The "synchronous" video mode works exactly like local rendering in that calling render with a transaction will return a canvas containing a rendering of the scene in the state of that transaction. This is required when for instance blending the result with other render contexts or if the resulting rendered frame must contain the changes in the passed in transaction for some other reason. While sometimes required, this comes at a potentially big loss of performance, especially for high latency connections. The reason for this is that the frame rate is not only dependent on how fast the server can render a frame, but also on the round trip time to the server, the time it takes to encode and decode the frame, and the time it takes to send the frame over the network. For a connection to a server with a round trip of 100 ms the frame rate is capped at 10 fps, even without considering any other cost.

The "streaming" video mode is designed to overcome this limitation by allowing the returned canvas to lag a little bit behind. Each call to the render method of the Iray Bridge render context will send any scene changes to the server, but instead of waiting for a frame that contains those changes the most recent frame from the server will be returned immediately. The server-side render loop constantly renders and streams frames to the client and will eventually pick up the changes. The client application needs to keep calling the render method of the Iray Bridge render context to keep streaming changes to the server and to display the most recent frame from the server. This works very well for interactive use cases and, together will hardware H.264 encoding and decoding, can achieve frame rates very close to the actual frame rate on the server if network conditions are good enough. The "streaming" video mode is not sensitive to network lag, but the bandwidth must be high enough to support the bit-rate of the video stream. Another factor that can cause performance problems is if the network tends to buffer data and deliver it in bursts.

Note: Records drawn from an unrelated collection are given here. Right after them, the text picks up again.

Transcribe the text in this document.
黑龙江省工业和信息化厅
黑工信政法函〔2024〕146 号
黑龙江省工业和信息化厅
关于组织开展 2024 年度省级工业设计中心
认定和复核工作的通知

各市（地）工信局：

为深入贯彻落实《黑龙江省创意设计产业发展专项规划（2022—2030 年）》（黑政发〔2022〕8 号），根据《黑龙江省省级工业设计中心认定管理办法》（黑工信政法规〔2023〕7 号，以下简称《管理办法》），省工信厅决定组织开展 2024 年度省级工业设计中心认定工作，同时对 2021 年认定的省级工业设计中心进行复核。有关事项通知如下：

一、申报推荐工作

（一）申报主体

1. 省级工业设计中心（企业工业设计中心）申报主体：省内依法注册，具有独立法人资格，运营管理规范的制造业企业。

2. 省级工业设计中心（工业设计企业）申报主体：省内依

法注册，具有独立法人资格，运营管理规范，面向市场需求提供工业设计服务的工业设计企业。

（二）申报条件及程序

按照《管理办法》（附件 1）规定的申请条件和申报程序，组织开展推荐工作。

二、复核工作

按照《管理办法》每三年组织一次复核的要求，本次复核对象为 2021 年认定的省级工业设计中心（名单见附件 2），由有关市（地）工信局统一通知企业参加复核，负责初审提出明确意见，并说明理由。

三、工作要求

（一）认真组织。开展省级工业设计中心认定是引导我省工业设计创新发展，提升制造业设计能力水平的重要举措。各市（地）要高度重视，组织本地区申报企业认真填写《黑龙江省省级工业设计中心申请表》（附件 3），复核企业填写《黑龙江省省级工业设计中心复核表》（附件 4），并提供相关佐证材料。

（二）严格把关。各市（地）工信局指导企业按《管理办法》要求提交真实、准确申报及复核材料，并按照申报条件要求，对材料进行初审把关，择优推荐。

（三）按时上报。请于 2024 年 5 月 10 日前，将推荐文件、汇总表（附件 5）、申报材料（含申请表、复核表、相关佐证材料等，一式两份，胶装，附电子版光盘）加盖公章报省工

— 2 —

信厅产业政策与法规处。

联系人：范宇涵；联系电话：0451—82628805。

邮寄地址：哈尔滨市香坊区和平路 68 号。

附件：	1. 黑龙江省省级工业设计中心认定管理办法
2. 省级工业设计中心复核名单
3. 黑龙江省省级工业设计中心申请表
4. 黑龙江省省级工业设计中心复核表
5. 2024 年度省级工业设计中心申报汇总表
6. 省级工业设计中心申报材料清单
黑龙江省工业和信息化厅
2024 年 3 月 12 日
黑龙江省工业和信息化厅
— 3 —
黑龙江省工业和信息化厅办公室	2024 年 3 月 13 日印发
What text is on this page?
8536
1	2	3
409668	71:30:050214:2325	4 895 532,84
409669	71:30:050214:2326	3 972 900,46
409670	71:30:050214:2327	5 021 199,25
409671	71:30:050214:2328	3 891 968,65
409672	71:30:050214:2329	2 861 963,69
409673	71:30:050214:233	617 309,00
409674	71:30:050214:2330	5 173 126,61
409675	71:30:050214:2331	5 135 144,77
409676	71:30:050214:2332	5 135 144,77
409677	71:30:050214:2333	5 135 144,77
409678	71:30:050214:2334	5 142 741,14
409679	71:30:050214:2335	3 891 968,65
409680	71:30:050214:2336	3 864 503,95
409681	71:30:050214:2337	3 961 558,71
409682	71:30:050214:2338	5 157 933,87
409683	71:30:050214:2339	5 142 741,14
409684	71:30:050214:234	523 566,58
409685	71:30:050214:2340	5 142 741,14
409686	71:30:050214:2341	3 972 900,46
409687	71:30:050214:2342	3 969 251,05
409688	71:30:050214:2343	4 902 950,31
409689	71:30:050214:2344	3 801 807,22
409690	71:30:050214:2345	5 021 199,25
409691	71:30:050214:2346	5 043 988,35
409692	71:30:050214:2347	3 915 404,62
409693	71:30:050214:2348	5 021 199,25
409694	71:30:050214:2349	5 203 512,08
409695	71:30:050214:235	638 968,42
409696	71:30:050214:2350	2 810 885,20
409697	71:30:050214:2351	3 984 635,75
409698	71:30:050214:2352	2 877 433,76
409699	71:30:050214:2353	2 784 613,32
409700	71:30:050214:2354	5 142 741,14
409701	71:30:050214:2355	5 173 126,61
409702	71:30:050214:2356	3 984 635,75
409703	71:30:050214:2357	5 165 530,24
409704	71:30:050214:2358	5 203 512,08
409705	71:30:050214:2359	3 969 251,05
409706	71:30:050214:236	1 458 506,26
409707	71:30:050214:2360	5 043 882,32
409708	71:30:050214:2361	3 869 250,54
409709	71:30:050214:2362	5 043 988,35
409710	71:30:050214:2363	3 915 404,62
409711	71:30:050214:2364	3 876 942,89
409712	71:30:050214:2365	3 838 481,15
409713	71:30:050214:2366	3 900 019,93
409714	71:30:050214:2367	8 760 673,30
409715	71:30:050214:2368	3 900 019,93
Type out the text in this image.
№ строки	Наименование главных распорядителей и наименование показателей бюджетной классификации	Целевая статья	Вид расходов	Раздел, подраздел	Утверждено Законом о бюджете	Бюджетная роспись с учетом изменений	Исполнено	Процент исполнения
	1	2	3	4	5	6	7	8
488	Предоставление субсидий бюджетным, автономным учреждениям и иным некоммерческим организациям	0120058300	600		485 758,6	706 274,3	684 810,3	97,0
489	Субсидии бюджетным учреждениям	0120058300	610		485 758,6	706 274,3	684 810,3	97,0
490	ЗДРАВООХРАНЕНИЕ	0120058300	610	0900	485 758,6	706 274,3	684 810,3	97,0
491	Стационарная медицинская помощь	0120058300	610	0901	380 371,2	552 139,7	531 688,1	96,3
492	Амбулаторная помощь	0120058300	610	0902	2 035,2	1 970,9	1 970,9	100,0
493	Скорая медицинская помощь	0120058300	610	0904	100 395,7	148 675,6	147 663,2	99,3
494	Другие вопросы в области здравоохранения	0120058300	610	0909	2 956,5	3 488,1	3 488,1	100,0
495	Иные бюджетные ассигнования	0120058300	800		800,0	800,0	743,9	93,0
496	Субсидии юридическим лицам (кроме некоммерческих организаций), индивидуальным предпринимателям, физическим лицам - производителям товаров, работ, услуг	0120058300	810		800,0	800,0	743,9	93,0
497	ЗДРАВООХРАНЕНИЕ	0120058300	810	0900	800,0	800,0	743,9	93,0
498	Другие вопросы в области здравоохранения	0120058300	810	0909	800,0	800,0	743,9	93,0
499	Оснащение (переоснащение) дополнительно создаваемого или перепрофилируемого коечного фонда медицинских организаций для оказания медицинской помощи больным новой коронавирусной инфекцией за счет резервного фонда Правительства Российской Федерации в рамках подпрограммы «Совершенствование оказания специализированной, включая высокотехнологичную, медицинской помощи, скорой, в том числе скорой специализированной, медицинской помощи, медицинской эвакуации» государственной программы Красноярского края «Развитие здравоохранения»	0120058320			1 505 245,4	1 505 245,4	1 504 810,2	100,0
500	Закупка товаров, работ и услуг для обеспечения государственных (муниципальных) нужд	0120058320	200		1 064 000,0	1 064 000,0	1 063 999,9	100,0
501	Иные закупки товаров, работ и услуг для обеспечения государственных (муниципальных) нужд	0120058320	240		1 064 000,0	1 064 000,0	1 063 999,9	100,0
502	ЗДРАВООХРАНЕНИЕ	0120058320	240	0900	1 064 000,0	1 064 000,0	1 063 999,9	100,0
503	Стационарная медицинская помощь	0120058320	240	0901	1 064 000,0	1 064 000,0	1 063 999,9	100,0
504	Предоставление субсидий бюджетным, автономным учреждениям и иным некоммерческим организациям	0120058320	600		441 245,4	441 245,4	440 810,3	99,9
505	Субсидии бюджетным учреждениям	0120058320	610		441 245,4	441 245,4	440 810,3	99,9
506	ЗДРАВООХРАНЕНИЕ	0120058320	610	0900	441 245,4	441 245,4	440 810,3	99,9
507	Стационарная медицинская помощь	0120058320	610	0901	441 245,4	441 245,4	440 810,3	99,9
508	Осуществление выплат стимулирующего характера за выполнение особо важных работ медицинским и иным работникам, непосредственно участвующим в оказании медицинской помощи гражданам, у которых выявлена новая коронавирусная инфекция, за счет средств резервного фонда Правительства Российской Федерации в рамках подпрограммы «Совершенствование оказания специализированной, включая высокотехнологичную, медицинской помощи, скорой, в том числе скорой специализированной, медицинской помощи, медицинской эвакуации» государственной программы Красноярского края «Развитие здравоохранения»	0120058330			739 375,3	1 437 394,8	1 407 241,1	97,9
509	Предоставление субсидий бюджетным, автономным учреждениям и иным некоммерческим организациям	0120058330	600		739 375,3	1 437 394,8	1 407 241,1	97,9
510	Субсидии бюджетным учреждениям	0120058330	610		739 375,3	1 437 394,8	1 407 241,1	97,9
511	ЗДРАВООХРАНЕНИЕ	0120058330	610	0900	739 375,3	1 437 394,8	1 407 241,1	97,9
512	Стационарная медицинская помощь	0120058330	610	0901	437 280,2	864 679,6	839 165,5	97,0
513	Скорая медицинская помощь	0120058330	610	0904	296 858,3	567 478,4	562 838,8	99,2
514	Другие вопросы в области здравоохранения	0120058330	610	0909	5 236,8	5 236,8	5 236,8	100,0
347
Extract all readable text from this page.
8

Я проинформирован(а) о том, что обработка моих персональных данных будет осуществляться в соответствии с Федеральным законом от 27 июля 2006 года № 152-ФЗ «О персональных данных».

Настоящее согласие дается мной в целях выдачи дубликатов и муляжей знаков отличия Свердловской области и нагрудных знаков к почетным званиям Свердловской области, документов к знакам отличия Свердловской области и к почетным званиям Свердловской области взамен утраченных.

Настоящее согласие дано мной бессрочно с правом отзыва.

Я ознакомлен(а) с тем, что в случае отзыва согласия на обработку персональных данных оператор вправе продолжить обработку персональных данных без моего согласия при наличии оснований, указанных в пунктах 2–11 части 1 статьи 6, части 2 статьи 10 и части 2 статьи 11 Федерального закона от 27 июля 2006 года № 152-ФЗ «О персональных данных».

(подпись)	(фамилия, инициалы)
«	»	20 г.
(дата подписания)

The "streaming" and "synchronous" video modes also support other video formats such as jpg, as well as lossless formats like png and exr, but these image formats are very expensive to encode and decode and also use a lot more bandwidth than H.264, so for the best interactive experience, H.264 is recommended. It is possible to switch at any time between the supported video modes so streaming can be used until a frame is needed that is guaranteed to be up-to-date at which point "synchronous" can be used for that frame, and then switch back to "streaming".

Note: In both these modes, the server will keep rendering iterations in the background, also when video frames are sent over the network, so convergence time is not affected by the video frame rate.

The interactive video modes send frames over a video stream that only encodes a single canvas at a time making it impractical to separate out different aspects of the light in the same rendering as can be done using path expressions (LPEs). Simultaneous rendering of multiple canvases is, however, supported by the "batch" video mode.

Batch Video Mode

The "batch" video mode is intended to be used for final renderings with no or infrequent updates on the client before the final image is ready. This mode always uses a lossless video format for transmission of rendered frames. In contrast to the interactive video modes, the batch mode does not use Iray Bridge video streaming and does support multiple canvases rendered in one pass. This mode is therefore ideal for use together with light path expressions (LPEs).